The friend doesn't sound like a good influence on your daughter at all.  Instead of your daughter raising the friend up she is bringing your daughter down.  The friend needs to get some help and your daughter needs to be away from her since she is tempted to cut herself to fit in with her troubled friend.

 I agree, you are responsible to be an advocate for your 13 year old daughter and what is best for HER..this friend sounds like a terrible influence...the girl is in a sad situation no doubt but it's not up to your little girl to fix problems like this. Encourage other friendships and discourage this one.

Barabell
by Barbara on Sep. 18, 2013 at 12:14 AM
1 mom liked this


Quoting bizzeemom2717:

 

Quoting SugarrCane:

The friend doesn't sound like a good influence on your daughter at all.  Instead of your daughter raising the friend up she is bringing your daughter down.  The friend needs to get some help and your daughter needs to be away from her since she is tempted to cut herself to fit in with her troubled friend.
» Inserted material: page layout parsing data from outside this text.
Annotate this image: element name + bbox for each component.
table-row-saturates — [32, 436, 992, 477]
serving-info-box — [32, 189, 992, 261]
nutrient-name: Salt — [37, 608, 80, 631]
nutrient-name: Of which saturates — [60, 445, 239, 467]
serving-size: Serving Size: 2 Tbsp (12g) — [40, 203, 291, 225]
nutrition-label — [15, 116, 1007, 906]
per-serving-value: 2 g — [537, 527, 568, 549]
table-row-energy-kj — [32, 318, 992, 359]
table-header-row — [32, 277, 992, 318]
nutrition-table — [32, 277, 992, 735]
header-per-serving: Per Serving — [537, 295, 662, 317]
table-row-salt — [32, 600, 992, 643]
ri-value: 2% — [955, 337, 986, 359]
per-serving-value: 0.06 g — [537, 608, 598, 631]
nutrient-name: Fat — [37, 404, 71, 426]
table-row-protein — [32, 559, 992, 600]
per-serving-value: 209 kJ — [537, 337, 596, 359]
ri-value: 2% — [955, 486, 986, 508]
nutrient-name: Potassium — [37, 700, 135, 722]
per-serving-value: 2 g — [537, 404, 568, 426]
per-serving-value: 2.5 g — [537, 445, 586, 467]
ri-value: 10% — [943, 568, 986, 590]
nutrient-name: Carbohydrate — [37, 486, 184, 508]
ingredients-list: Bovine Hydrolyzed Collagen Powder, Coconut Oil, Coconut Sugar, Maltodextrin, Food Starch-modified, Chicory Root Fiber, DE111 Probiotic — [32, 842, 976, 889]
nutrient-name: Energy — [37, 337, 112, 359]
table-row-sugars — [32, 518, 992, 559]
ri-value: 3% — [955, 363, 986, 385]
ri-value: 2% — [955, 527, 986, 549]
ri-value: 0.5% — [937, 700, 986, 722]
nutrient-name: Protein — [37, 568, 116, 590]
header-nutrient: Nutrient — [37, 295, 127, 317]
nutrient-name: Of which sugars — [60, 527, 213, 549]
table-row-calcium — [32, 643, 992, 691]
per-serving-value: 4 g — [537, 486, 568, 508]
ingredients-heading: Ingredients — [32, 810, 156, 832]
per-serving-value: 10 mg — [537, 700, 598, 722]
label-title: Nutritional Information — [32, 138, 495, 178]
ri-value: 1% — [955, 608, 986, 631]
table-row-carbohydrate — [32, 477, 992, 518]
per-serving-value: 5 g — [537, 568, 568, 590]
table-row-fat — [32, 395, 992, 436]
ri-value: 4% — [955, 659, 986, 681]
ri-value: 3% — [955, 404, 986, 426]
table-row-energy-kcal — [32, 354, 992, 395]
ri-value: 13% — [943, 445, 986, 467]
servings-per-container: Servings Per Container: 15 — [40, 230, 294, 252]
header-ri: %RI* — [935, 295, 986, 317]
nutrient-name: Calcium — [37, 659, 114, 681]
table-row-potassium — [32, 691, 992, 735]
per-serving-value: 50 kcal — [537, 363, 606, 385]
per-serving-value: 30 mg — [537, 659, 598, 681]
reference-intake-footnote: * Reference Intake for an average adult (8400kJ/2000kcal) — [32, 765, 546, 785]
 I agree, you are responsible to be an advocate for your 13 year old daughter and what is best for HER..this friend sounds like a terrible influence...the girl is in a sad situation no doubt but it's not up to your little girl to fix problems like this. Encourage other friendships and discourage this one.

I normally don't like to choose my son's friends, but I have to agree with these ladies. If the friendship is harmful to your daughter's health and well-being, it's a good reason to intervene.